CATULO DA PAIXÃO CEARENSE
São Luís/MA, 1863 — 1946, Rio de Janeiro/RJ

Tu passaste por este jardim

Tu passaste por este jardim!
Sinto aqui certo odor merencório
Desse branco e donoso jasmim
Num dilúvio de amoras pendeu
Os arcanjos choraram por mim
Sobre as folhas pendidas do galho
Que a luz de seus olhos brilhantes verteu.

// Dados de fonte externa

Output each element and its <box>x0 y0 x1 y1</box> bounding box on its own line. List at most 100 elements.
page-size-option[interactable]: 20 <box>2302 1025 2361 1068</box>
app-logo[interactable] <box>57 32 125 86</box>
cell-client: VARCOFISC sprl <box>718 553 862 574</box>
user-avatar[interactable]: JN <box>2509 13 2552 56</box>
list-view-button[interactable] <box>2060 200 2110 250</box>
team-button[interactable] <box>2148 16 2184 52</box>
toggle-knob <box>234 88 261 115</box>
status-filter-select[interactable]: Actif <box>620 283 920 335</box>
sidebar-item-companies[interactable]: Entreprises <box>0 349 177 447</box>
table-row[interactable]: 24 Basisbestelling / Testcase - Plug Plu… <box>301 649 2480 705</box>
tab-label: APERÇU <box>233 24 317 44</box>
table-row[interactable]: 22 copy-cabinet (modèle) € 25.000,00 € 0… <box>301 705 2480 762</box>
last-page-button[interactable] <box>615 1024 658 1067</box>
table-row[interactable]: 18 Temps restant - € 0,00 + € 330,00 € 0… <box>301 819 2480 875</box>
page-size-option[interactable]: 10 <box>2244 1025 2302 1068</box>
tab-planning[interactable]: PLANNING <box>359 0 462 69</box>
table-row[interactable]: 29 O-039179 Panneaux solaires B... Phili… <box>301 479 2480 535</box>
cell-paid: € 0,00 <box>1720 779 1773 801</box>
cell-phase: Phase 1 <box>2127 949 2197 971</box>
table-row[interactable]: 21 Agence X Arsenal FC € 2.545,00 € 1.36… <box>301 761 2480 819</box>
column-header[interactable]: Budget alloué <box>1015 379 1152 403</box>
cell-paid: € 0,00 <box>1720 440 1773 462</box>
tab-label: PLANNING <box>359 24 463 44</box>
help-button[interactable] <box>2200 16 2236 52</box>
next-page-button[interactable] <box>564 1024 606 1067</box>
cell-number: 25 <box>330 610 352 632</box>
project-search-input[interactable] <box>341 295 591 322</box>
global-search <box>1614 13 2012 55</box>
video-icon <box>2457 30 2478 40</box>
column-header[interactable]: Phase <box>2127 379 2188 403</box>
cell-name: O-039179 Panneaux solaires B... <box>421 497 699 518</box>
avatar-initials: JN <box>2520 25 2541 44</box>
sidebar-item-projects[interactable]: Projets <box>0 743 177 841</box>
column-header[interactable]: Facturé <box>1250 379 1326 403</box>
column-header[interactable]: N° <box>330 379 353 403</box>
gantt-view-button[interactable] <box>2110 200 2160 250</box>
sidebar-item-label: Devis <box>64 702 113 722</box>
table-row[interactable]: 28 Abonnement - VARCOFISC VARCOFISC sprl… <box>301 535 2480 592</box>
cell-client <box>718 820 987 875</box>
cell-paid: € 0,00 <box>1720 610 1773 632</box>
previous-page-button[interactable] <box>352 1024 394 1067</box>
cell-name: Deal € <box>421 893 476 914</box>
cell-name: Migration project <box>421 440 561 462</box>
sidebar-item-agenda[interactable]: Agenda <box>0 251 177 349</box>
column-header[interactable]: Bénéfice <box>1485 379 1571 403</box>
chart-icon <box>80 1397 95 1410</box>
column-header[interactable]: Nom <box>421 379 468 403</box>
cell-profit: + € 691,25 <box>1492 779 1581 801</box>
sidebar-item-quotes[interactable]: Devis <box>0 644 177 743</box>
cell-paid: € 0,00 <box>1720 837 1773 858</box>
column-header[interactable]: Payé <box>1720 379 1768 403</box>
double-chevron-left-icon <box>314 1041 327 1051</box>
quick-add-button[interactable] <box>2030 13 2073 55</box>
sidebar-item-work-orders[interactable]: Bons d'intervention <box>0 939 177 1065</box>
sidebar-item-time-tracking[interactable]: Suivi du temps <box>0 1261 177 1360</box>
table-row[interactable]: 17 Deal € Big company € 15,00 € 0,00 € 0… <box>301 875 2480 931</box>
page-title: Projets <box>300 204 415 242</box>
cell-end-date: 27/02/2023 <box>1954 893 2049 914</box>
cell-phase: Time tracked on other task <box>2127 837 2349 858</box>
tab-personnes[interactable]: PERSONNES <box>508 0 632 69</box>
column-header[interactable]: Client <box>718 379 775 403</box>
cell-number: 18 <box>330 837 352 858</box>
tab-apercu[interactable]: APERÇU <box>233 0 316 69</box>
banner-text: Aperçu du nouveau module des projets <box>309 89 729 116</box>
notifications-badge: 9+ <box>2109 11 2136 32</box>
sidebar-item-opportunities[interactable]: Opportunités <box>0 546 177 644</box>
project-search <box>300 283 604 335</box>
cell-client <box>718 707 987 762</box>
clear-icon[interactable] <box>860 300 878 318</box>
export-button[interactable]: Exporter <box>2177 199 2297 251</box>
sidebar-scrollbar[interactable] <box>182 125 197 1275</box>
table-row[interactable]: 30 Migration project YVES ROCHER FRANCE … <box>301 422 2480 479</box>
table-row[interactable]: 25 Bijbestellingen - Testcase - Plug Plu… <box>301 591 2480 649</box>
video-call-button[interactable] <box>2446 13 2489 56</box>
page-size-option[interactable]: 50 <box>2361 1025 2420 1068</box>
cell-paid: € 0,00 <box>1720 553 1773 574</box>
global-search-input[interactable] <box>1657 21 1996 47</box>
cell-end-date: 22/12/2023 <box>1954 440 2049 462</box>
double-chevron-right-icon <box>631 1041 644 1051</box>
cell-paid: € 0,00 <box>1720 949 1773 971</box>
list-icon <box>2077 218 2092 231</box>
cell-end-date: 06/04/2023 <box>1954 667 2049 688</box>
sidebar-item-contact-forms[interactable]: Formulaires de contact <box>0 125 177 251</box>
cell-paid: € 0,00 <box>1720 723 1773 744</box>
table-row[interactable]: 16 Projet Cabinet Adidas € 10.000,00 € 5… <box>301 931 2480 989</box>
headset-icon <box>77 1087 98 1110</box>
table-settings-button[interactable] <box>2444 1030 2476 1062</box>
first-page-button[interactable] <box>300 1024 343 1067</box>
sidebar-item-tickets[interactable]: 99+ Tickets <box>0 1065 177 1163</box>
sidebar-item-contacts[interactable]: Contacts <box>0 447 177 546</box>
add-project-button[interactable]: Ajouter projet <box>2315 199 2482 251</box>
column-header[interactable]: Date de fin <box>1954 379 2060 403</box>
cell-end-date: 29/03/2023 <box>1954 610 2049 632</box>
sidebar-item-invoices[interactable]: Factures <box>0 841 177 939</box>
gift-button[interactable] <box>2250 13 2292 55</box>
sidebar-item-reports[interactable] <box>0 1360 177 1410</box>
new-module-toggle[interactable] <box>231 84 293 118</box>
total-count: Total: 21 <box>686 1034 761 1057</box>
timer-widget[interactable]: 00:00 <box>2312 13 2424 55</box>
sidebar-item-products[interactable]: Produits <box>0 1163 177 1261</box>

Tu passaste, que de quando em quando
Vejo nas rosas no hastil lacrimado
Das corolas de todas as flores
As minhas angústias, abertas em flores
Neste ramo que ainda se agita
Uma roxa saudade palpita
E esse cravo, no ardor dos ciúmes
Derrama os perfumes num poema de amor.

De um suspiro deixaste o calor
Neste cálix de neve, estrelado
Neste branco e gentil monsenhor
Vê-se os íris de um beijo esmaltado
Tu deixaste num halo de dor
Nas violetas magoadas, sombrias
A tristeza das ave-marias
Que rezam teus lábios à luz do Senhor.

Vejo a imagem da minha ilusão
Nessa rosa prostrada no chão
Meus afetos descansas nos leitos
Deste lindo amores-perfeitos
Como chora o vernal jasmineiro
Que me lembra o candor de teu cheiro!
Este cravo sanguíneo é uma chaga
Que se alaga no rubor da cor.

As gentis magnólias em vão
Muito invejam teu rosto odoroso
Rosto que tem a conformação
De um suspiro adejando saudoso
E esses lírios têm a presunção
De imitar em seus níveos brancores
Esses dois ramalhetes de amores
Andores de flores num seio em botão.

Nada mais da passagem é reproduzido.